Inspector Ian Frey ist einer der
angesehensten Ermittler von Scotland Yard. Als sein Förderer, Sir Charles
Warren in den Ruhestand gezwungen wird, stürzt auch Frey. Das er in der Mordsache
Jack the Ripper bisher keine Erfolge erzielen konnte, macht es seinen Gegner
leicht, ihn zu Fall zu bringen. Seine arrogante und unnahbare Art hat ihm im
Yard keine Freunde geschaffen.
Um im Polizeidienst zu bleiben bleibt
Ian Frey nur ein Ausweg. Er muss in das verhasste Schottland reisen und dort
einer neuen Kommission beitreten. "Die Kommission zur Aufklärung
ungelöster Fälle mit mutmaßlichen Bezug zu sonderbarem und geisterhaftem",
wie sie genannt wird, wirkt auf den steifen Londoner etwas obskur. Auch sein
neuer Vorgesetzter, Adolphus McGray, genannt "ninefinger nails",
wirkt auf er ersten Blick wie das personifizierte Vorurteil, das Frey gegenüber
den Schotten hegt. Können die beiden unterschiedlichen Ermittler die Mordserie
lösen, in der der Täter immer spurlos vom Tatort verschwindet und nur entsetzliche
Leichen zurück lässt, deren Innerstes nach außen gekehrt wurde?
Kommentar:
Hier handelt es sich um den ersten Fall
des Ermittlerduos. Frey und McGray und ich hoffe, es bleibt nicht ihr letzter.
Von der ersten bis zur letzten Seite hat mich die Geschichte gefangen. Ich habe
gelacht, geschmunzelt, mich gegruselt und mit McGray mitgelitten, der viel
Schreckliches erlebt hat.
Hier ein schönes Zitat aus dem Buch,
welches die Stimmung Freys widerspiegelt, als ihm der neue Job angetragen wird: "Lassen Sie mich meine Situation bewerten. Ich muss mit Schimpf und
Schande in das von Schotten wimmelnde Edinburgh fahren, dort vorgeben, Mitglied
einer erbärmlichen Sonderabteilung zu sein, die von einem behämmerten Kerl
geleitet wird, der an Elfen glaubt."
Zwei Kulturen prallen aufeinander, denn
Ninefinger Nails entspricht genau den Erwartungen des Neuankömmlings. Er
verfügt über einen rauen Schottencharme, er spricht die Sprache des einfachen
Volkes und die Menschen vertrauen ihm.
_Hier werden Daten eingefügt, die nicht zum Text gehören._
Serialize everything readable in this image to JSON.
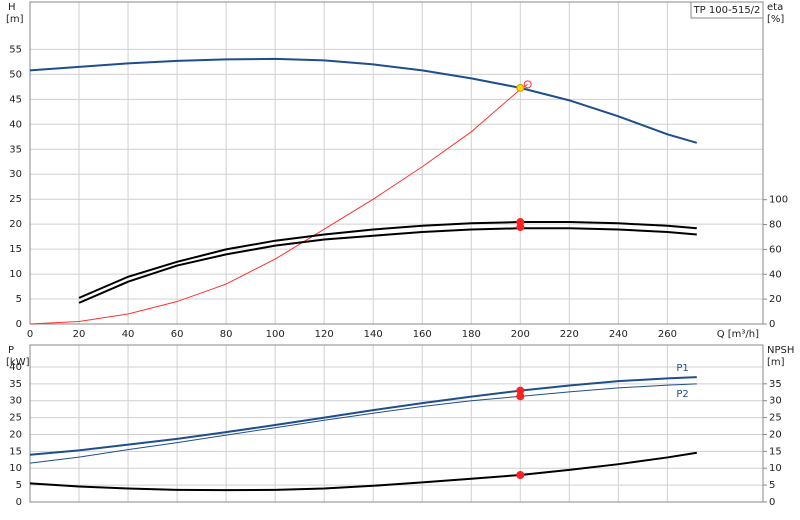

Er nennt Ian Frey "Londoner
Mädel" weil er sich über dessen dandyhafte Art lustig macht und sein Getue
lachhaft findet. Der Unterschied zwischen den beiden Männern wird immer wieder
sehr unterhaltsam in Szene gesetzt, der Autor schafft es aber, beiden Männern den
gleichen Anteil in der Geschichte zu geben. Als Leser mag man ebenfalls beide
Figuren, obwohl ich persönlich McGray etwas bevorzuge.
Mit der Zeit akzeptieren beide Ermittler
die Fähigkeiten des Anderen. Sie arbeiten sehr verschieden aber beide Wege
führen zum Ziel, zusammen wären sie unschlagbar, könnten sie ihre Differenzen
überwinden. Die gegenseitigen Beleidigungen zu Beginn sind durchaus ernst
gemeint und sollen den anderen verletzen, sie zeigen, wie sehr jeder die
Lebensweise des anderen verachtet. Es ist spannend zu lesen, wie sich der Dandy
und das Raubein langsam annähern, ihre Abneigung scheint lächerlich im Angesicht der Grausamkeit der Morde.
Hier noch ein schönes Zitat aus dem Buch,
das Freys Ansicht über die Welt widergibt. McGray sagt es zu ihm: "Aye,
für euch Engländer ist der Franzose ein stinkender Clown, der Schotte ein
wilder Hund, der Spanier ein riesiger Narr, der Italiener ein Bandit. Aye, nur
Engländer sind der Gipfel der Vollkommenheit." "Aber natürlich! Warum
sonst würde Gott die Engländer ein Weltreich regieren lassen, in dem die Sonne
nie untergeht?" fragte Frey. Der Schlagabtausch zwischen Frey und McGray
ist die Würze dieses etwas schaurigen Krimis.
Wer viktorianische Krimis liebt und die
Serie Ripper Street mag, kommt hier voll auf seine Kosten. Ein unschlagbares
Team, das einige Hürden überwinden muss, bis sie merken, dass man Vorurteile
durchaus abbauen kann. Auch die Nebencharaktere sind sehr ausgefeilt, allen
voran der jüngere Bruder des dandyhaften Ermittlers.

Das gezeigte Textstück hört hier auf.